Well into Beena Ammanath’s career as a leader for data science teams in artificial intelligence, she often found herself the only woman at the table.
“As I set up AI teams, there were never enough women,” said Ammanath, who is co-president of the new Alliance for Inclusive Artificial Intelligence (AIAI), launched this month by the Fisher Center for Business Analytics at Haas. “I couldn’t hire them and I couldn’t find them, and it became really obvious that we did not have enough women or underrepresented minorities. I knew that AI wouldn’t be as robust or safe if you didn’t have them involved in this process, where we’re encoding human intelligence and human bias.”
To help solve the problem, Ammanath, a managing director at Deloitte and founder of the nonprofit Humans for AI, joined Gauthier Vasseur, the executive director of the Fisher Center for Business Analytics, to launch the new AIAI initiative at Berkeley Haas.
The alliance is focused on building a more inclusive future for women and underrepresented minorities in AI.
Plans include fundraising for scholarships and educational activities around AI and analytics; new programs that promote awareness of AI and inclusion; plans to host conferences on AI and analytics; new courses and access to learning within AI research projects; professional training and coaching and career support; and support for internships, job placement, and ongoing mentoring from AI experts.

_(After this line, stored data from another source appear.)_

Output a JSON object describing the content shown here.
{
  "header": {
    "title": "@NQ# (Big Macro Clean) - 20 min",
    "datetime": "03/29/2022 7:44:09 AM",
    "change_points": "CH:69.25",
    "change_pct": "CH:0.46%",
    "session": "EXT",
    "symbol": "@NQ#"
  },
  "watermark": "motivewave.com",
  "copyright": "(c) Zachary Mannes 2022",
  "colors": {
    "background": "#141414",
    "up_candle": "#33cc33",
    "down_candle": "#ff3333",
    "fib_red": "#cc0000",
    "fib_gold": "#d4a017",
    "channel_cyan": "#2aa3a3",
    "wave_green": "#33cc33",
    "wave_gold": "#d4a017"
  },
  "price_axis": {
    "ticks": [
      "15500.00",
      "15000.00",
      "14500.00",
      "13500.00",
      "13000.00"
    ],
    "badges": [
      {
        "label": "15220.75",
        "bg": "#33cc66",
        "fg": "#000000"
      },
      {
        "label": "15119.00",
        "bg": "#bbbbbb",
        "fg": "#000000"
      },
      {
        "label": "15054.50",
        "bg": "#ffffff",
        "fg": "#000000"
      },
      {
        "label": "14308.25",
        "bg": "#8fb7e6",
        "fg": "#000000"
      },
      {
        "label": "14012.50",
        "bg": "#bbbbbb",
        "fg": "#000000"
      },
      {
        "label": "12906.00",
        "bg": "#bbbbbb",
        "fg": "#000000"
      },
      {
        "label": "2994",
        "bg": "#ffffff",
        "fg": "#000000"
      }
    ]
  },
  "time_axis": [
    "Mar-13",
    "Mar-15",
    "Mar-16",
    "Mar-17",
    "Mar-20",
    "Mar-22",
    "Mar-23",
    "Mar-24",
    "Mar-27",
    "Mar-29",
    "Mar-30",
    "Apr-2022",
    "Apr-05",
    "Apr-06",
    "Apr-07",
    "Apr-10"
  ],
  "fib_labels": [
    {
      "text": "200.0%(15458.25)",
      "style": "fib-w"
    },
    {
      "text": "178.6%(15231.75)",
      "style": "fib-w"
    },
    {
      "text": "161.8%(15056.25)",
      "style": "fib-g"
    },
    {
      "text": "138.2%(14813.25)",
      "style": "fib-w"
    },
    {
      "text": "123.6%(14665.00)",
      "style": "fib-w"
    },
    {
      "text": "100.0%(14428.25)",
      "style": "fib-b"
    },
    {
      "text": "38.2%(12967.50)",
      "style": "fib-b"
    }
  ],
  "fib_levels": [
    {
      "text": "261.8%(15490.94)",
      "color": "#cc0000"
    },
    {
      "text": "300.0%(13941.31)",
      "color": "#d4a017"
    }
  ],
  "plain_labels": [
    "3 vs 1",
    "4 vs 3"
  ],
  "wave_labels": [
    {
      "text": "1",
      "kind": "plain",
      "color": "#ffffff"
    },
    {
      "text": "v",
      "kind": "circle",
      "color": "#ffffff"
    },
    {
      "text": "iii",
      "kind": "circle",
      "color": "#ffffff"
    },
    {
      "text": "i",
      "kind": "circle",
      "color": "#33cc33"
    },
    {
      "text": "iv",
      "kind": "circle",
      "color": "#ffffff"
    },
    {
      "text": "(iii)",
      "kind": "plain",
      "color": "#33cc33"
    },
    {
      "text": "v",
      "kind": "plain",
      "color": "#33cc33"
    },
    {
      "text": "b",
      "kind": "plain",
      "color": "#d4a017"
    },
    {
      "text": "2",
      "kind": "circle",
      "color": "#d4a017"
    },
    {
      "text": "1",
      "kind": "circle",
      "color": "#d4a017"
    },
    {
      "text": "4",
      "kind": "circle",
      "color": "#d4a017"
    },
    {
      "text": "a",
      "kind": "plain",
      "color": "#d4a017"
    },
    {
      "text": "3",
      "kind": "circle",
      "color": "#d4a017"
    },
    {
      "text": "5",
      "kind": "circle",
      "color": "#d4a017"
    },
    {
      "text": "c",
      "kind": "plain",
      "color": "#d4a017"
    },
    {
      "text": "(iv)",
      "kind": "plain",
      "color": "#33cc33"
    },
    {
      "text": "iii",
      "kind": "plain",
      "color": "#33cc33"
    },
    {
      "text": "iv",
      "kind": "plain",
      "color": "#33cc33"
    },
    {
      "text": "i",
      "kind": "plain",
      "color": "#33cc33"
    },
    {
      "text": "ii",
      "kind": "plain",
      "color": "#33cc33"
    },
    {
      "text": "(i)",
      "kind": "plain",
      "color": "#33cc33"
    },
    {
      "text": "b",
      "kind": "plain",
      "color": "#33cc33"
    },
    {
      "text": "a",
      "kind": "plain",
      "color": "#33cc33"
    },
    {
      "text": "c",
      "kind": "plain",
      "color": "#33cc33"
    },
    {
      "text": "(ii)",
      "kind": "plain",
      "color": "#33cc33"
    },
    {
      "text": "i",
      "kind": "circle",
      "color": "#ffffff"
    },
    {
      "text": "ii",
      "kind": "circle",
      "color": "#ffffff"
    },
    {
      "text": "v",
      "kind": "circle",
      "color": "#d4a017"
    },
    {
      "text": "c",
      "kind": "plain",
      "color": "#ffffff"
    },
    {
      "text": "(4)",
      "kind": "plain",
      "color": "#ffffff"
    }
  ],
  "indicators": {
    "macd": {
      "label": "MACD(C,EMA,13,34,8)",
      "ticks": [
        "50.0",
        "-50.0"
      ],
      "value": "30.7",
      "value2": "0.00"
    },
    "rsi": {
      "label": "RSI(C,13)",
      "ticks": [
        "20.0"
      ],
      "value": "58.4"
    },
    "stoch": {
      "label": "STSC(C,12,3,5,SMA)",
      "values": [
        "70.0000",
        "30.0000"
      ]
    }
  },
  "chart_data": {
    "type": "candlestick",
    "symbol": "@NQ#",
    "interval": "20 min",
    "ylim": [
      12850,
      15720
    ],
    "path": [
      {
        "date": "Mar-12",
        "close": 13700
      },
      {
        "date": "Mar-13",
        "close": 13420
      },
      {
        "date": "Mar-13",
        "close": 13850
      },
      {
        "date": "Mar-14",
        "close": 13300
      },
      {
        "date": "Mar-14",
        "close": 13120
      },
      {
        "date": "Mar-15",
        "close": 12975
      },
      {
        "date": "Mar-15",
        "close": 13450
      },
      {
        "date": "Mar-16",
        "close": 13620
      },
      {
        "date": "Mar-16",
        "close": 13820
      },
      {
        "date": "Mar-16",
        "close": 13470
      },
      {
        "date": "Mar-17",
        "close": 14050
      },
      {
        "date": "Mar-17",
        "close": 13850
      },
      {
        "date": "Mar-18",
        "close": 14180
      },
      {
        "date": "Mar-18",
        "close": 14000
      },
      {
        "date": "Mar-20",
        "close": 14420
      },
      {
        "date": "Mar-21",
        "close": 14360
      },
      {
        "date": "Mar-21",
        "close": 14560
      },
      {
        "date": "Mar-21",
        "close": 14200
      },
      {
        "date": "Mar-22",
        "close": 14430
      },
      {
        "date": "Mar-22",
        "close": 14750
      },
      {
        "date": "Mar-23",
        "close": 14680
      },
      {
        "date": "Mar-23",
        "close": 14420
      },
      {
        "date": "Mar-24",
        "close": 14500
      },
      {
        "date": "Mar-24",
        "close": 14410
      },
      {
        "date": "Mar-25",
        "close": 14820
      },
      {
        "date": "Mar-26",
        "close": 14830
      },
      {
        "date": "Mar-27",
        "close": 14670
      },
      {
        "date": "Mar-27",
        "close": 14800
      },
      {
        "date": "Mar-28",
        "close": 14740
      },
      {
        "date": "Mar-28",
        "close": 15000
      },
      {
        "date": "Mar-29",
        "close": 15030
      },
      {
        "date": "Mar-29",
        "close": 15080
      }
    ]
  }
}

“AI is the future and it has the potential to profoundly transform the work that people will do,” said Assoc. Prof. Zsolt Katona, faculty director for the Fisher Center for Business Analytics, which is part of the Institute for Business Innovation (IBI). “Haas plays a unique role within the Berkeley artificial intelligence ecosystem, with its focus on educating the next generation of business managers and leaders. With the sweeping changes that AI will bring, it’s critical that everybody has the opportunity to weigh in on how AI is used and who uses it, not just one group.”

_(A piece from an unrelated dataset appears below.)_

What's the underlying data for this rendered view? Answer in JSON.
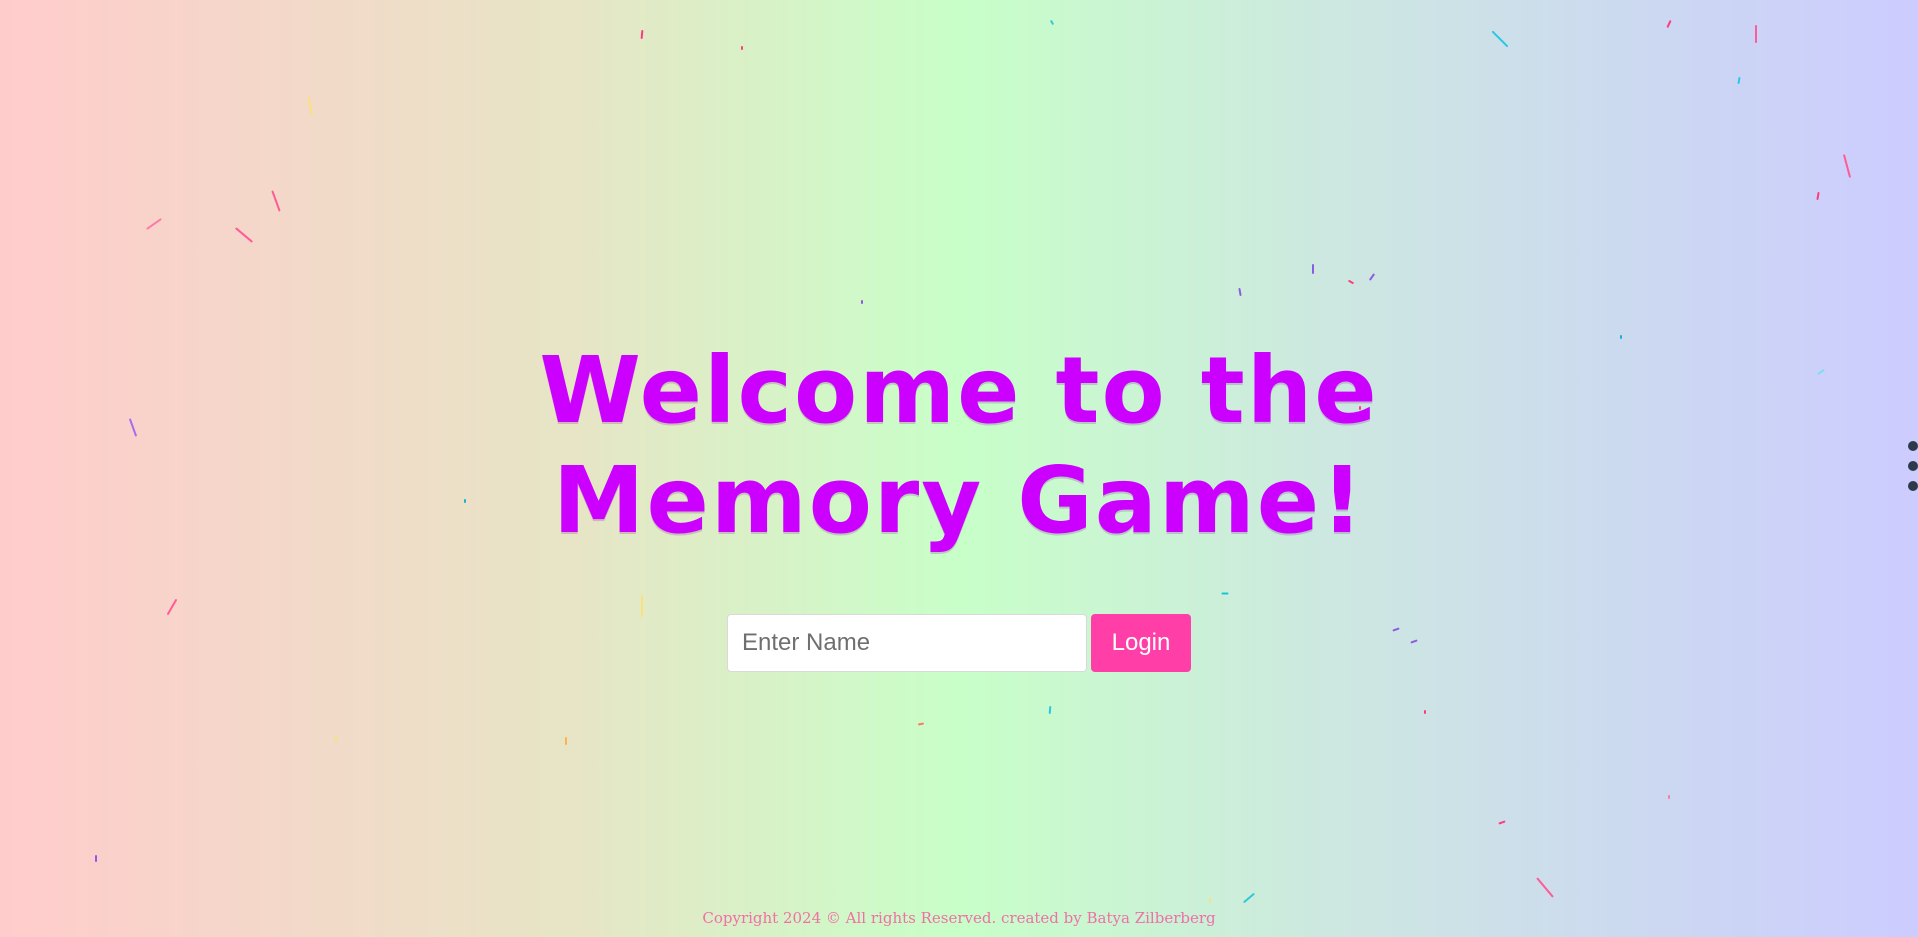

Associate Adjunct Prof. Thomas Y. Lee, the Fisher Center’s director of data science, notes that Haas’ comparative advantage is not in building better algorithms. By training leaders, Haas will influence how AIs are trained and how they are applied to benefit society. “This is about how you encourage people to get involved, how you think about collecting the data, how you train systems, and how you evaluate impact,” he said. “As this world evolves and matures, there are a lot more ways to be inclusive and build a better society and the idea is that the technology can be used in positive and negative ways. Haas is in the business of preparing leaders to take on the bias.”
The new AIAI initiative was founded last spring after Ammanath and Vasseur met and realized that they both shared similar views about AI— computer systems that interpret and learn from data to perform tasks that normally require human intelligence.
Vasseur, who is co-president of the alliance, said people on teams aren’t often asking the right questions, and are susceptible to groupthink.
“This is counterproductive for many companies and closes so many doors—when they are not being diverse in their analytics process, their data collection, and their analysis,” said Vasseur, a data analytics industry veteran and teacher who previously worked at Google and Oracle. “They need to see the big picture and pay attention to details. You won’t get that with a team of only white males.”
While a lack of diversity is a well-documented problem at tech companies, a recent study by WIRED magazine and Montreal startup Element AI estimated that only about 12% of leading machine learning researchers are women. That estimate came from tallying the numbers of men and women who had contributed work at three top machine learning conferences in 2017.
Hoping for better representation for both women and underrepresented minorities in AI, Celeste Fa’ai’uaso, MBA 20, a mechanical engineer who is co-president of the Haas Data Science Club, said she’s planning to meet with AIAI organizers.
The potential problem with AI, she says, is that people are using data to train these algorithms without considering how the data could be biased or how systemic issues can cause the patterns we see today, and whether the data is accurate or representative of many groups. “There’s been a lot of hype and excitement around AI and the thing I worry about is garbage in, garbage out,” she said. “We live in a world today where there are inequities and biases. If you take the data from that world to train machine learning and AI algorithms, we risk reinforcing these inequities even more.”
Ammanath, who was honored as Businesswoman of the Year at last year’s Fisher Center for Business Analytics summit, wrote in a recent LinkedIn blog post that to avoid bias, an artificial intelligence system should ideally have many data sources, from as wide a range of viewpoints as possible.
Examples of this that she cited include when Nikon created a camera that could detect if someone blinked at the crucial moment—but did not take into account that not all people around the world have the same shaped eyes—and when Winterlight Labs built auditory tests for neurological diseases like Alzheimer’s, Parkinson’s, and multiple sclerosis that only worked for English speakers of a particular Canadian dialect.
“The problem with AI comes when we knowingly or unknowingly expose the engine to data which only tells one story or does not show the whole picture,” she wrote.